SALT LAKE CITY (AP) — Abortion clinics would be required to cremate or bury fetal remains and women would have to get an ultrasound before the procedure under proposals approved by lawmakers in Utah this week, over objections that the new rules would erode access to abortion.
The Legislature on Friday passed the bill regulating the disposal of the fetal remains after a miscarriage or abortion. Republican sponsor Curt Bramble said in a statement the requirements will ensure dignified treatment, choices for parents and space to grieve if needed. Opponents argue the rules are aimed at stigmatizing abortion and can be costly for clinics or hospitals. Similar bills have been proposed in several other states.
It now goes to GOP Gov. Gary Herbert for his signature.
The ultrasound bill would require a technician to display images and make the fetal heartbeat audible for each woman. Republican sponsor Rep. Steve Christiansen said those steps could make a woman choose not to have an abortion.
“When a woman sees live video of the baby that’s within her womb and hears a heartbeat … logic would say that many women are going to choose life,” he said Thursday.

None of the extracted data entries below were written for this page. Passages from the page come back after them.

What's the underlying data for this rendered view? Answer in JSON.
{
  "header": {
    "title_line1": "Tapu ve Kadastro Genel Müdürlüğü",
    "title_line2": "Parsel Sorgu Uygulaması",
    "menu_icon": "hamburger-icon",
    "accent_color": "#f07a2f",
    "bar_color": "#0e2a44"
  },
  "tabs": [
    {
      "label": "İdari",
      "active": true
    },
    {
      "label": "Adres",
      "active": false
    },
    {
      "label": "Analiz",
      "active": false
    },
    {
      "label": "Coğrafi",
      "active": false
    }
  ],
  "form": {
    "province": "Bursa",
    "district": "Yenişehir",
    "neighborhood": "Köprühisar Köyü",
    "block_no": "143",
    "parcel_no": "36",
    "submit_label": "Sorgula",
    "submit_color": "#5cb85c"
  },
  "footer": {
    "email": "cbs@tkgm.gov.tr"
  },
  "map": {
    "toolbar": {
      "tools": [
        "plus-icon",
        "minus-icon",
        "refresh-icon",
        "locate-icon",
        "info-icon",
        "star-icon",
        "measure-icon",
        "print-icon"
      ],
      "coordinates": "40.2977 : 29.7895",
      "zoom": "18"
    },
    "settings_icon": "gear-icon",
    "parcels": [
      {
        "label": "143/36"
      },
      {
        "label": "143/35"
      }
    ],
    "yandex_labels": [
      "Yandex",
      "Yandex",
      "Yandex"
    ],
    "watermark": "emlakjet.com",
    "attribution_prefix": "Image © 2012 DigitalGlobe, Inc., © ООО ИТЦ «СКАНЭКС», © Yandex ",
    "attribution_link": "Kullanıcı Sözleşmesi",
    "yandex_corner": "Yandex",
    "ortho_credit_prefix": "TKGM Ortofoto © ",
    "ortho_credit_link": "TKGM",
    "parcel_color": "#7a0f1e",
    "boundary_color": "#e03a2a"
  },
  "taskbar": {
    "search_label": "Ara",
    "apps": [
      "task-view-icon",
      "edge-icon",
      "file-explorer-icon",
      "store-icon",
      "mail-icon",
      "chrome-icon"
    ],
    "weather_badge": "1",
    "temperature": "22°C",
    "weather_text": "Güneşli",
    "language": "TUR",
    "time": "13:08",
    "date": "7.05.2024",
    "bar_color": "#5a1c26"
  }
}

His proposal is modeled after a similar law in Kentucky that the U.S. Supreme Court allowed to stand in December.
The Utah bill states a woman can look away or ask the volume of the heartbeat be turned down, but physicians who perform an abortion without an ultrasound could face fines starting at up to $100,000.

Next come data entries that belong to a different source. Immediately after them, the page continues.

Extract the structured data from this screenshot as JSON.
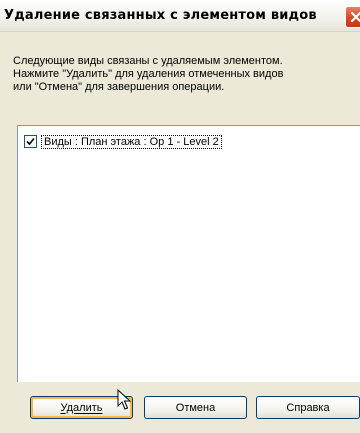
{
  "window": {
    "title": "Удаление связанных с элементом видов"
  },
  "message": "Следующие виды связаны с удаляемым элементом.\nНажмите \"Удалить\" для удаления отмеченных видов\nили \"Отмена\" для завершения операции.",
  "list": {
    "items": [
      {
        "label": "Виды : План этажа : Op 1 - Level 2",
        "checked": true
      }
    ]
  },
  "buttons": {
    "delete": "Удалить",
    "cancel": "Отмена",
    "help": "Справка"
  },
  "icons": {
    "close": "close-icon",
    "check": "checkmark-icon",
    "cursor": "mouse-pointer-icon"
  },
  "colors": {
    "title_bar": "#f3f2ec",
    "close_button": "#d54624",
    "dialog_background": "#ece9d8",
    "default_button_focus": "#f9b747",
    "list_border": "#7f9db9"
  }
}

It passed the Utah House on Thursday over the objections of Democrats like Rep. Suzanne Harrison, who said it would force doctors to “perform completely unnecessary tests, which, actually in this case, can potentially increase harm to the fetus.” It now moves to the Senate.
Lawmakers are also considering another proposal to ban abortions completely, with exceptions for rape and serious risk to the health of the mother. If passed, that plan has a so-called trigger clause and would only go into effect if the Supreme Court overturns Roe v. Wade, the decision that legalized abortion.
Abortion opponents around the country are hopeful new conservatives on the Supreme Court would reconsider the 1974 ruling. Alabama passed a near-total ban on abortions last year, and several states passed bans after a heartbeat is detected, around six weeks. None have gone into effect.